Notification

×

Iklan

FOTO KEGIATAN

Indeks Berita

Pelabuhan Bebas dan Masyarakat Bebas: Hak Sejarah Aceh yang Terabaikan

Minggu, 15 Juni 2025 | 20:40 WIB Last Updated 2025-06-15T13:40:40Z



Aceh sejak dulu bukan hanya sekadar tanah di ujung Sumatra, tapi sebuah bangsa maritim yang hidup dari pelabuhan, perdagangan bebas, dan hubungan diplomatik antarbangsa. Sejak zaman Kesultanan Aceh Darussalam, negeri ini dikenal sebagai negeri pelabuhan bebas. Kapal-kapal dari Arab, Turki Utsmani, India, Persia, Inggris, hingga Portugis pernah bersandar di pelabuhan Aceh, menjadikan bumi Serambi Mekkah sebagai pusat perdagangan dan pertukaran budaya paling penting di Asia Tenggara.

Pelabuhan bebas bukan barang baru di Aceh. Itu adalah identitas ekonomi Aceh sejak abad ke-16. Kesultanan Aceh mencetak mata uang emas dan perak sendiri, mengekspor lada, rempah-rempah, hasil bumi, dan bahkan mengatur sendiri jalur perdagangannya. Aceh punya hak menentukan siapa yang masuk, apa yang dibeli, dan ke mana hasilnya dibawa.

Saat Indonesia lahir, semangat pelabuhan bebas di Aceh tetap hidup. Tapi, sistem kekuasaan pusat yang sentralistik secara perlahan mematikan konsep pelabuhan bebas itu. Segala aktivitas pelabuhan harus izin pusat, distribusi barang harus melewati Jakarta, dan rakyat Aceh dipaksa mengikuti regulasi yang kadang tidak sesuai dengan kondisi lokal.

Padahal pelabuhan bebas bukan hanya soal ekonomi, tapi juga soal harga diri bangsa. Negeri maritim yang besar tak akan pernah hidup tanpa pelabuhan bebas. Pelabuhan bukan cuma tempat bongkar muat barang, tapi jalur kebebasan berinteraksi antarbangsa, jalur diplomasi, dan jalur penghidupan rakyat. Di pelabuhanlah dulu orang Aceh berdagang, membangun relasi dagang, dan menjaga kedaulatan ekonominya.

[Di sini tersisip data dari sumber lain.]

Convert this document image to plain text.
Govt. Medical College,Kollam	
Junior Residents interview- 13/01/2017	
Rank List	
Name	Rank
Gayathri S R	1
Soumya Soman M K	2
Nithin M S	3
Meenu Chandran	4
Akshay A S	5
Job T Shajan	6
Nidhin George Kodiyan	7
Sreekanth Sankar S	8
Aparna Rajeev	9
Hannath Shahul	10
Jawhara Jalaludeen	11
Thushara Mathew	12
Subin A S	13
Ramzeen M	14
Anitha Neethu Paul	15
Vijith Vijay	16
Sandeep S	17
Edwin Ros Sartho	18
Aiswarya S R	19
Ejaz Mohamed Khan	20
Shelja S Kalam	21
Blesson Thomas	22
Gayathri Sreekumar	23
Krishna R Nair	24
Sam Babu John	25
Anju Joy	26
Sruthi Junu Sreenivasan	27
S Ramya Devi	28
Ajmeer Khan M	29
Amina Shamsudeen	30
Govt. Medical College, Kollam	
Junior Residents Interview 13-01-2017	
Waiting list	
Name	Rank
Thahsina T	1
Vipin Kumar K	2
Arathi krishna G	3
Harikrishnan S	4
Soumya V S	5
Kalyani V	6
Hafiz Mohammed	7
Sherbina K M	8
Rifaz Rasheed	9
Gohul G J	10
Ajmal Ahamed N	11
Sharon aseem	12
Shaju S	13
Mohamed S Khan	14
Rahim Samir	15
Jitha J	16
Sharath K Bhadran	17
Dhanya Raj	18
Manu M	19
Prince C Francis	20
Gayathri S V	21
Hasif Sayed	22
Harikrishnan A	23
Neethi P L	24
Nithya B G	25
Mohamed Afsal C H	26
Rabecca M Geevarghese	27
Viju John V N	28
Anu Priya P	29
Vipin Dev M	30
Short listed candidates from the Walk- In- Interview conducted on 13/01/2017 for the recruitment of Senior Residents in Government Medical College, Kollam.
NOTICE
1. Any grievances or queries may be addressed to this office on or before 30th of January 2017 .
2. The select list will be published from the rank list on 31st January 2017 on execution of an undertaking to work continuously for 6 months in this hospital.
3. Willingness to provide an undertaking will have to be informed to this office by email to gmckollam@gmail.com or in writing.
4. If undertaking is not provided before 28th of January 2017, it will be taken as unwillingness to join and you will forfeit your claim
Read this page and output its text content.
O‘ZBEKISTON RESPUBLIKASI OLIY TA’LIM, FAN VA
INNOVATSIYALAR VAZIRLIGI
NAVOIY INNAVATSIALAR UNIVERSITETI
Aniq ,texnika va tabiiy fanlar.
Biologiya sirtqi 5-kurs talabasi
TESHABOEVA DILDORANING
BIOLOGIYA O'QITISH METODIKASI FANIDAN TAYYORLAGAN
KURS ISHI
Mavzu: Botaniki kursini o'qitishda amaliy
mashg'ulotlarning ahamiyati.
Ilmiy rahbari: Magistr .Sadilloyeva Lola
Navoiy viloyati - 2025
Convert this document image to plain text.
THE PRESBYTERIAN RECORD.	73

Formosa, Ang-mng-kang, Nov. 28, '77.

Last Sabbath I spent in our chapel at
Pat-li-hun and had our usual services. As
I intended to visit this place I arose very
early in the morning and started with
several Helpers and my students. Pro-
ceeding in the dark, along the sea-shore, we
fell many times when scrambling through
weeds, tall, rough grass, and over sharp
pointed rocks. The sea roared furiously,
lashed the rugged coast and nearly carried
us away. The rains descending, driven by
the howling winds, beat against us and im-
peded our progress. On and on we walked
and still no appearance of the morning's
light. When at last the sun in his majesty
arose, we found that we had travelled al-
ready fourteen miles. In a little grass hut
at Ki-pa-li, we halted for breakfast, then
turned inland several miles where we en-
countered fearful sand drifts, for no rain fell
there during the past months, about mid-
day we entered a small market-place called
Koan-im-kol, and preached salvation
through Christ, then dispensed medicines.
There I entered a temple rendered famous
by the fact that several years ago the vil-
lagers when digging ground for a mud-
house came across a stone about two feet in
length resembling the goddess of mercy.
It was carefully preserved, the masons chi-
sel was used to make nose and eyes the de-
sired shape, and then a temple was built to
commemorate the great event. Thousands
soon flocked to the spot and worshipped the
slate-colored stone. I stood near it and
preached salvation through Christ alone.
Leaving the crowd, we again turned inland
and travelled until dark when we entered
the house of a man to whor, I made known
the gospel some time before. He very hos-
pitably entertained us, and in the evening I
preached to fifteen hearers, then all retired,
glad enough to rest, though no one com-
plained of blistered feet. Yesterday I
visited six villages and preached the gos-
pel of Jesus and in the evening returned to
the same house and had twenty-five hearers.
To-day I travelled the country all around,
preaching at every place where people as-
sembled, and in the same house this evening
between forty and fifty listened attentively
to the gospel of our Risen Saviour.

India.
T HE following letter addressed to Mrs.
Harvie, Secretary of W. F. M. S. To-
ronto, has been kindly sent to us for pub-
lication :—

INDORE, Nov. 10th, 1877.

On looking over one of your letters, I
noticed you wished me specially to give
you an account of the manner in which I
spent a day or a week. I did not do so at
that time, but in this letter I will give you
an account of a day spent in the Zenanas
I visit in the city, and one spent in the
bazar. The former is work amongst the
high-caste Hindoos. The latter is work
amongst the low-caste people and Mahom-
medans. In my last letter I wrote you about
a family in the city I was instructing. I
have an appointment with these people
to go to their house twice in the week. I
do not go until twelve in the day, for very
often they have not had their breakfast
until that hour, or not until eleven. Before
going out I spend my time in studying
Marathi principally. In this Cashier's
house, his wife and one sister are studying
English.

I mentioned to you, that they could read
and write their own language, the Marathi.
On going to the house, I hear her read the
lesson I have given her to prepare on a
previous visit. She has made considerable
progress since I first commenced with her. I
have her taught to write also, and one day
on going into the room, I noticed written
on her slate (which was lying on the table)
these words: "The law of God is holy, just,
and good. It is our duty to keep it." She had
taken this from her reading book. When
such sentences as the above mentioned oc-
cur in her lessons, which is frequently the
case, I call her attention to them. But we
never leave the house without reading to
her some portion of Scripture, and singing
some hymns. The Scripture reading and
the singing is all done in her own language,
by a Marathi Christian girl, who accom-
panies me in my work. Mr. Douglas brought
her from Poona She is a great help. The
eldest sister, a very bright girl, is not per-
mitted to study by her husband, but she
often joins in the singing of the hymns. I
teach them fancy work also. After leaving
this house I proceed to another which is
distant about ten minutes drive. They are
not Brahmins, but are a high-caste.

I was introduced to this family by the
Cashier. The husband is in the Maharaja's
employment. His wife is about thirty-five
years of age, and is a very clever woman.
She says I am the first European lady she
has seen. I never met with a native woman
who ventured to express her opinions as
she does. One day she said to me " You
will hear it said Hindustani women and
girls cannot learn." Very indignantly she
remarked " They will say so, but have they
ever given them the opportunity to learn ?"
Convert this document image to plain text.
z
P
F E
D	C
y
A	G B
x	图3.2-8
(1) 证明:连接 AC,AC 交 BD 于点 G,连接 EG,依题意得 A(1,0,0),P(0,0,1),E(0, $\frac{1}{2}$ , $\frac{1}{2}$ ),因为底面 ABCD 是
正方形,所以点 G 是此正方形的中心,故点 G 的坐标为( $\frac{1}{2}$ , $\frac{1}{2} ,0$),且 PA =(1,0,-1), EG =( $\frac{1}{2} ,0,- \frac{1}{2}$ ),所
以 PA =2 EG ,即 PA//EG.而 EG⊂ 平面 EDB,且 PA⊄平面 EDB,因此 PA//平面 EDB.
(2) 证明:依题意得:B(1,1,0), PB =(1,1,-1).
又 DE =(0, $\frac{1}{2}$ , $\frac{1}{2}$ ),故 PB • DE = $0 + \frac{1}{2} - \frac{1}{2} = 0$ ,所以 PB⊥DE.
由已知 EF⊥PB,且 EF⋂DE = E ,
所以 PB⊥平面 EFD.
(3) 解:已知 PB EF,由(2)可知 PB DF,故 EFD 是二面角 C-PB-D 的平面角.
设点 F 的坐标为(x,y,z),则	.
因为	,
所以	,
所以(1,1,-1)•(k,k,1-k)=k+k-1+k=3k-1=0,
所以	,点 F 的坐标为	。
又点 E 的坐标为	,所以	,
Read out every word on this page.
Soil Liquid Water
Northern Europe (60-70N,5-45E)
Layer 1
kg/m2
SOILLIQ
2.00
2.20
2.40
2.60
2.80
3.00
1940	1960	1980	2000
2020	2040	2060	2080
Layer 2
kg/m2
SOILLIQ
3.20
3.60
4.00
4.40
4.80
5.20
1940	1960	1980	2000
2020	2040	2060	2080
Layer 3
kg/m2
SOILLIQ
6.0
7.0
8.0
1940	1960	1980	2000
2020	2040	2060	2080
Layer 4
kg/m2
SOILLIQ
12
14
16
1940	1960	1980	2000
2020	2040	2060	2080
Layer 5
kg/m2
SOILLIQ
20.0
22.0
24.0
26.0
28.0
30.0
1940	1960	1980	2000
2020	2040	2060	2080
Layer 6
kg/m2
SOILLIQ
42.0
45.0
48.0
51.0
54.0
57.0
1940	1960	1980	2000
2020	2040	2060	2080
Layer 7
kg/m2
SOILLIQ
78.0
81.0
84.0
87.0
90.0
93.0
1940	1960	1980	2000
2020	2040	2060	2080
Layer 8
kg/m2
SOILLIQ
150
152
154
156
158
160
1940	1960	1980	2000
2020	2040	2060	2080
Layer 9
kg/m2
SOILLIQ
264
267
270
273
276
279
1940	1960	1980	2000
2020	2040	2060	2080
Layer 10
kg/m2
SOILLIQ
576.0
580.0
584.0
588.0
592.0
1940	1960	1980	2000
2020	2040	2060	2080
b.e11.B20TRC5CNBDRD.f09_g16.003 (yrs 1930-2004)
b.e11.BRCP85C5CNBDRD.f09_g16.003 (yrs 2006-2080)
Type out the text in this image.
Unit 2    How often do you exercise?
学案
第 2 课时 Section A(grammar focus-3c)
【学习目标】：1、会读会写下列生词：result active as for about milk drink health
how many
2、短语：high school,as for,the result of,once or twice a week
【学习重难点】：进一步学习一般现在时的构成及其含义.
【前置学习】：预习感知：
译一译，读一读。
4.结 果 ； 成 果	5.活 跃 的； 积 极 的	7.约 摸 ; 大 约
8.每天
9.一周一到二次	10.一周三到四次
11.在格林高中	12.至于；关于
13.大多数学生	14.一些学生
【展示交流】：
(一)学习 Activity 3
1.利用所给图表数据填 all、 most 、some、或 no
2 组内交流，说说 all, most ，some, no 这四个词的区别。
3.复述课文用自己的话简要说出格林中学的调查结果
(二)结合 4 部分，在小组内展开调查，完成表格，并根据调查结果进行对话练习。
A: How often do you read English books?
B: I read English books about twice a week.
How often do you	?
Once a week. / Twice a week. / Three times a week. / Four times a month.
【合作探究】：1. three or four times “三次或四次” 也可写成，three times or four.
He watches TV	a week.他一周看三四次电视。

Hari ini, suara pelabuhan bebas mulai kembali terdengar. Rakyat Aceh sadar bahwa ketertinggalan ini akibat terkuncinya jalur ekonomi lokal oleh kebijakan pusat. Banyak hasil bumi Aceh, ikan laut, dan komoditas unggulan yang terpaksa diekspor melalui pelabuhan Medan. Aceh hanya jadi jalur lintasan, bukan pusat distribusi. Ini ironi di tanah bekas bangsa pelaut.

Masyarakat bebas adalah konsekuensi dari pelabuhan bebas. Ketika pelabuhan diatur dengan bijak, tanpa monopoli pusat, maka rakyat Aceh bisa hidup mandiri, berdagang tanpa batas, dan menentukan harga hasil bumi sendiri. Masyarakat bebas bukan berarti tanpa hukum, tapi bebas dari ketergantungan ekonomi politik yang menjerat. Bebas dari belenggu distribusi yang diatur Jakarta, bebas dari penghambatan izin, bebas menentukan masa depan ekonominya.

Sudah saatnya Aceh kembali menghidupkan pelabuhan bebas.
Kuala Langsa, Krueng Geukueh, Calang, Meulaboh, dan pelabuhan tradisional lainnya harus dibuka kembali sebagai pelabuhan internasional yang langsung terhubung ke dunia. Bangsa Aceh harus diberi ruang untuk bertransaksi tanpa jadi korban sistem pusat yang terlalu dominan.

Pelabuhan bebas dan masyarakat bebas adalah kunci kebangkitan Aceh.
Karena selama pelabuhan kita terkunci, selama izin ekspor-impor ditahan pusat, selama hasil bumi kita dibawa lewat pelabuhan lain, maka rakyat Aceh tetap jadi penonton di tanah sendiri. Kekayaan ada, tapi kendali di tangan orang luar. Negeri maritim tanpa pelabuhan bebas itu sama saja negeri tanpa jantung.

Aceh harus berdaulat atas pelabuhannya. Aceh harus bebas menentukan hidupnya. Dan Aceh harus punya jalur dagang terbuka ke dunia, bukan sekadar jadi pasar bagi produk dari luar.

Jika pusat terus menahan, maka wajar jika rakyat Aceh kembali menuntut jalan merdeka.
Karena bangsa yang tidak diberi hak kelola pelabuhannya, sama saja bangsa yang dipaksa jadi budak ekonomi.